In a nutshell, the three-life notion is not necessarily a rigidly compartmentalized time horizon of the previous life, the present life, and the future life, all in generational sequence. Rather, it can be interpreted as an inter-year sequence as in last year, this year and next year, or an inter-day sequence, even inter-moment sequence. That is, the three life embodies the past, the present, and the future, irrespective of the chunks of time involved.

Also, I have been clinging to, as with most people, with the notion of self/I. I do this, so I must get this, a rather linear and individualistic way of life as it is, as if nothing else or no other matters. Once we suspend this illusion of self/I, clarity reigns and blind spots dissolve. That, to me, is the realization of the day and I would remember to transmit the message to my American friend when I meet him next.

To complete the learning process, there are the actualizing/correcting phase and the verification phase. After all, Buddhism is the practice of life, in a wise and compassionate way, and that one can only realize the benefits of Buddhist teachings by self-application. As Venerable Chueh Fan intoned, "whatever I teach and talk in a session remains mine". And yes, absent actualizing and verification, the wisdom embedded therein remains embedded, unable to be invoked at will to serve us well in life.

Therefore, an integral element of a beneficial Buddhist study group is participation. All need to relate to their personal life, and to share the experience. Venerable Chueh Fan also suggested that while she is committed to a monthly schedule, it will be instructive for the group to meet more frequently, perhaps fortnightly or even weekly, for the members to interact and to come up with a more advanced line of questioning that could be deferred to her.
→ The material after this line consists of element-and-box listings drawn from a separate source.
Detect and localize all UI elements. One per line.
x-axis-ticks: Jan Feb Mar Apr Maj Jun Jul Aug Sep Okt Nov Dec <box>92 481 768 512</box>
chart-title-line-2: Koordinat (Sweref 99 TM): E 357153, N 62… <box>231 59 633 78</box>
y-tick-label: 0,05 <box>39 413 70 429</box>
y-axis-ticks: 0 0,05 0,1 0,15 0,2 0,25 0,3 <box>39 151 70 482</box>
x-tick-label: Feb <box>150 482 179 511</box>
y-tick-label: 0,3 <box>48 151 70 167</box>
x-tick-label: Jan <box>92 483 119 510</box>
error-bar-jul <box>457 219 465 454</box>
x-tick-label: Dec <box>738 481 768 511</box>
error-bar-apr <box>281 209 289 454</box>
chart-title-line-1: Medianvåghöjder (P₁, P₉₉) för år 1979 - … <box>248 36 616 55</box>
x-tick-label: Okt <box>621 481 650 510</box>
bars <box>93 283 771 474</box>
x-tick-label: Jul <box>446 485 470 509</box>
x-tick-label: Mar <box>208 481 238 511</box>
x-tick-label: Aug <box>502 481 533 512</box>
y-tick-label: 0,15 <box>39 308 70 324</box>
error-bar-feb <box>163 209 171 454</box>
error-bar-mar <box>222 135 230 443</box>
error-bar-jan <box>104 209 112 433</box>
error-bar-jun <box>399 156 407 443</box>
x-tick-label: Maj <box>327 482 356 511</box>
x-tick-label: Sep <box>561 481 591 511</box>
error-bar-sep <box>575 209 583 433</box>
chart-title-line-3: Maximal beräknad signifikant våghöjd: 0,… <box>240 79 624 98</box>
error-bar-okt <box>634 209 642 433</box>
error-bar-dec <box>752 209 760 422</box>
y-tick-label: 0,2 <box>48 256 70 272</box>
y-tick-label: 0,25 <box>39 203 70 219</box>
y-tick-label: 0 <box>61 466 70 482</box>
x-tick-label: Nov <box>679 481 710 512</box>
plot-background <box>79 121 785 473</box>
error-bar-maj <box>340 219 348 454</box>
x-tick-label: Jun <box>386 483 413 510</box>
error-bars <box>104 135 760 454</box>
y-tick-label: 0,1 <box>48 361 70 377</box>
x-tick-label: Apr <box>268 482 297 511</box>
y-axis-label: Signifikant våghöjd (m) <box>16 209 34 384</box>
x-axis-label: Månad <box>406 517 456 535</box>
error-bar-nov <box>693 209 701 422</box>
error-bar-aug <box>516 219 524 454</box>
In any case, it will be efficient to elect a convener to serve as a point of contact for her and to coordinate organizational matters, and to have a roving venue, each member taking turn to host the group, so as not to unduly burden one host and to help propagate the reach of the Propagating Buddha Light To Home program. In that regard, Sister Yu Tze has been given the honor to be the convener.

More interaction followed but I'm sure these and other matters would arise again in the subsequent group sessions to be featured in latter blog posts. For the occasion at hand, we all celebrated and shared in the Dharma bliss that permeated the gathering throughout the entire evening. We all partook of the vegetarian culinary delights that were served by all, including the Venerables who brought along a dish to share. Thanks to all for a blissful evening. We all have been enriched by the grace of the Buddha, in the persons of the Venerables, and may the Buddha Light extend to envelop the whole world with compassion and wisdom.